The scarcest resource in experimentation today isn't tooling or even technical talent. The scarcest resource is time.
Experimentation speed is about creating a feedback loop so that good ideas lead to even better ideas and misguided ideas lead to rapid learning. The faster experiments finish, the tighter that feedback loop gets, creating a compound interest effect on good ideas.
CUPED can be challenging to implement both because it has a limited scope of potential applications, and because it’s computationally expensive.
When it comes to determining if you have a potential use case in the first place, remember that the key to CUPED lies in that “pre-experiment” piece. If you are experimenting on users (or other experimental units) that don’t already interact with you, or don’t interact with you in a way that might predict future behavior, there isn’t going to be the requisite pre-experiment data. This means that traditional CUPED implementations are no help when testing around things like onboarding flows or new users. (This is what Eppo’s CUPED++ approach solves for - more on that in the next section).
That data also needs to be accessible to your experiment tool, which is why historically commercial software vendors were unable to offer CUPED as a feature. Eppo inherently solves for this as the only experimentation platform that’s 100% data-warehouse native, which is why we were the first platform to offer CUPED as well. But if you use a tool that requires you to send events to it, the likelihood of it having reliable pre-experiment data stored and accessible is low.
CUPED is also computationally expensive. More data needs to be ingested - once a user is assigned to an experiment, a pipeline must fetch that user’s historical data from some reasonable recent window of time. But more importantly, the CUPED-adjusted means themselves involve linear regressions that take longer to execute.
We ran into this ourselves in our CUPED beta at Eppo - as customers would try to apply CUPED to large data sets, we started hitting dreaded OOMKilled errors. Out of memory. To build a scaleable solution, we developed a new approach to the computation in pure SQL, described in-depth by Eppo Statistics Engineer Evan Miller in a 2023 QCon conference talk.

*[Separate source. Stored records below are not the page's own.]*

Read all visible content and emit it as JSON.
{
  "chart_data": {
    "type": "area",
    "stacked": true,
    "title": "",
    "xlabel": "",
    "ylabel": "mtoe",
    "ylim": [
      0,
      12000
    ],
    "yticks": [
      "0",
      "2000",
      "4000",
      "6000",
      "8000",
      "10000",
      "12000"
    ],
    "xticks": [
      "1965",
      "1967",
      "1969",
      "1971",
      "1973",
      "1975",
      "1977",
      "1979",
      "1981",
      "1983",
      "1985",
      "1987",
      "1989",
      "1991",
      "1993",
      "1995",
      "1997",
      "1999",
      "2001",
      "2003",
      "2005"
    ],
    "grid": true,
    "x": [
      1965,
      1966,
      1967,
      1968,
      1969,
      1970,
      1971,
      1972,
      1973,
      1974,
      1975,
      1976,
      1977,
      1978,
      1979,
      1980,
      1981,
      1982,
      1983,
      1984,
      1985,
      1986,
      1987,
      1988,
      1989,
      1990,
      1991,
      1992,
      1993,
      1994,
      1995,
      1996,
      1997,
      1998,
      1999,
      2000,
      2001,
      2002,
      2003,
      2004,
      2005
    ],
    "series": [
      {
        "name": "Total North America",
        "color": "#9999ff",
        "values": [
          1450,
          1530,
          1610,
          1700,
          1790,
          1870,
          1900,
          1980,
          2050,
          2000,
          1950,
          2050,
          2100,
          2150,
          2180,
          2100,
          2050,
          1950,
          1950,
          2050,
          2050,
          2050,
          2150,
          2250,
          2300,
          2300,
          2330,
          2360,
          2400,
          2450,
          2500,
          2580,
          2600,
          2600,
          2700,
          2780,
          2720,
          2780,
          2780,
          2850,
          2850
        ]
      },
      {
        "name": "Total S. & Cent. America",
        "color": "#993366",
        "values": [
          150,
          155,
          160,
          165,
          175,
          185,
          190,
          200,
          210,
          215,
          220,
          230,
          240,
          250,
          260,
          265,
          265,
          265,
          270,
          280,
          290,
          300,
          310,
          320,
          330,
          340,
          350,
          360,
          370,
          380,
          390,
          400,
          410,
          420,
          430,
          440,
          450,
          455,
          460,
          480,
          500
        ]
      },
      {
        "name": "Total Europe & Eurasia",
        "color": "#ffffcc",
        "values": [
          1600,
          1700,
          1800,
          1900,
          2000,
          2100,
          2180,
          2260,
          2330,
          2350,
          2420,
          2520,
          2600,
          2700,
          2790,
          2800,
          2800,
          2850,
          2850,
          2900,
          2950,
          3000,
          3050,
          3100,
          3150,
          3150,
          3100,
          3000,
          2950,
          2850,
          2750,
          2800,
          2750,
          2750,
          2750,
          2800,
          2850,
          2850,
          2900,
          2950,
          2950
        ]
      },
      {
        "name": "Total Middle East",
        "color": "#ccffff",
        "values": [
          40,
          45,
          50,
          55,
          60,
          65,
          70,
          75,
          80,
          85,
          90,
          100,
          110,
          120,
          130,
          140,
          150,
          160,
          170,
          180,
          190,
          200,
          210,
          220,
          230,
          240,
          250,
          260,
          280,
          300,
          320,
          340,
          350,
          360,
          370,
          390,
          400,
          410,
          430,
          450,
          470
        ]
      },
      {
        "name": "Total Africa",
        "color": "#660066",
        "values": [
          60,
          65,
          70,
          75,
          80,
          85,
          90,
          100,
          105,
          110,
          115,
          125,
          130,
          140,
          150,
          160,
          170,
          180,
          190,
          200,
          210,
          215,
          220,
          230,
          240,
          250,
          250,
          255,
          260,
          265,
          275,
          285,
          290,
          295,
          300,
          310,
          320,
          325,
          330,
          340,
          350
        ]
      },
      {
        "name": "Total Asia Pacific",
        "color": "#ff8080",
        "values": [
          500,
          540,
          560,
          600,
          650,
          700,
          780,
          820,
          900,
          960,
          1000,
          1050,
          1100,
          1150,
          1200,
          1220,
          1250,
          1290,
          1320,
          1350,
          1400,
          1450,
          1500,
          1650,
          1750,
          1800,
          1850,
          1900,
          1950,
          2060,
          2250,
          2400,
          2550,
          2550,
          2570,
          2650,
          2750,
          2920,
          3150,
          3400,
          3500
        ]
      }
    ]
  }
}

If you lack the specific pre-experiment data required to leverage CUPED, what else might be available to you? Inspired by a deep dive on one of the mathematical foundations of CUPED (dating all the way back to 1933), the Eppo statistics engineering team noticed a missed opportunity for many teams. In most implementations, CUPED refers to reducing the variance of a metric by using pre-experiment data on only that metric itself based on the covariance between the two; equivalent to running a simple regression. However, it’s also possible (as the original paper discusses) to include a full vector of other experiment metrics, or all treatment assignments (i.e., all experiments a user has been bucketed into) and reduce variance even further… or in cases where our pre-experiment data is lacking.
Here’s what Eppo’s CUPED++ makes possible:
You can read more about it in a white paper on Eppo’s statistics engine from MIT’s Conference on Digital Experimentation.
---
Although it’s already a decade old, CUPED certainly represents one of the most exciting innovations to how we statistically analyze digital experiments. For most of that decade, it was an approach available only to giant tech companies with large experimentation platform teams, given the difficulty of implementation - and the roadblocks preventing legacy commercial tools from offering it. With Eppo’s first-in-class warehouse native experimentation platform, and development of CUPED++, we’ve made variance reduction available to more companies, and more use cases, than ever before.